BMC Anesthesiol 2019 Nov 7;19(1):204. Epub 2019 Nov 7.
Department of Anesthesiology and Operative Intensive Care Medicine (CCM, CVK), Charité - Universitätsmedizin Berlin, corporate member of Freie Universität Berlin, Humboldt-Universität zu Berlin, and Berlin Institute of Health, Charitéplatz 1, D-10117, Berlin, Germany.
Background: Frailty is a frequent and underdiagnosed functional syndrome involving reduced physiological reserves and an increased vulnerability against stressors, with severe individual and socioeconomic consequences. A routine frailty assessment was implemented at our preoperative anaesthesia clinic to identify patients at risk.
Objective: This study examines the relationship between frailty status and the incidence of in-hospital postoperative complications in elderly surgical patients across several surgical disciplines.
Design: Retrospective observational analysis.
Setting: Single center, major tertiary care university hospital. Data collection took place between June 2016 and March 2017.
Patients: Patients 65 years old or older were evaluated for frailty using Fried's 5-point frailty assessment prior to elective non-cardiac surgery. Patients were classified into non-frail (0 criteria, reference group), pre-frail (1-2 positive criteria) and frail (3-5 positive criteria) groups.
Main Outcome Measures: The incidence of postoperative complications was assessed until discharge from the hospital, using the roster from the National VA Surgical Quality Improvement Program. Propensity score matching and logistic regression analysis were performed.
Results: From 1186 elderly patients, 46.9% were classified as pre-frail (n = 556), and 11.4% as frail (n = 135). The rate of complications were significantly higher in the pre-frail (34.7%) and frail groups (47.4%), as compared to the non-frail group (27.5%). Similarly, length of stay (non-frail: 5.0 [3.0;7.0], pre-frail: 7.0 [3.0;9.0], frail 8.0 [4.5;12.0]; p < 0.001) and discharges to care facilities (non-frail:1.6%, pre-frail: 7.4%, frail: 17.8%); p < 0.001) were significantly associated with frailty status. After propensity score matching and logistic regression analysis, the risk for developing postoperative complications was approximately two-fold for pre-frail (OR 1.78; 95% CI 1.04-3.05) and frail (OR 2.08; 95% CI 1.21-3.60) patients.

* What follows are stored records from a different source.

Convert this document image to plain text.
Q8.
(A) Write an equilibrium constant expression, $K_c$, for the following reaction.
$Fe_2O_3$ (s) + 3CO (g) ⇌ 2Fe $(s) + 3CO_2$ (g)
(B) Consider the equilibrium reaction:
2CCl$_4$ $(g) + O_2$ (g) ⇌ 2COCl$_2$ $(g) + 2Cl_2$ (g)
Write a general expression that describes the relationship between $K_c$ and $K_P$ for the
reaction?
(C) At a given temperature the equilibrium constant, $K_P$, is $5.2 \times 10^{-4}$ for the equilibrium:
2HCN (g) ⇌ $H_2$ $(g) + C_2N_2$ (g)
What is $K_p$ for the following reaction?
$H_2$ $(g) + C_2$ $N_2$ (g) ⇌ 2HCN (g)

Conclusions: The preoperative frailty assessment of elderly patients identified pre-frail and frail subgroups to have the highest rate of postoperative complications, regardless of age, surgical discipline, and surgical risk. Significantly increased length of hospitalisation and discharges to care facilities were also observed. Implementation of routine frailty assessments appear to be an effective tool in identifying patients with increased risk. Now future studies are needed to investigate whether patients benefit from optimization of patient counselling, process planning, and risk reduction protocols based on the application of risk stratification.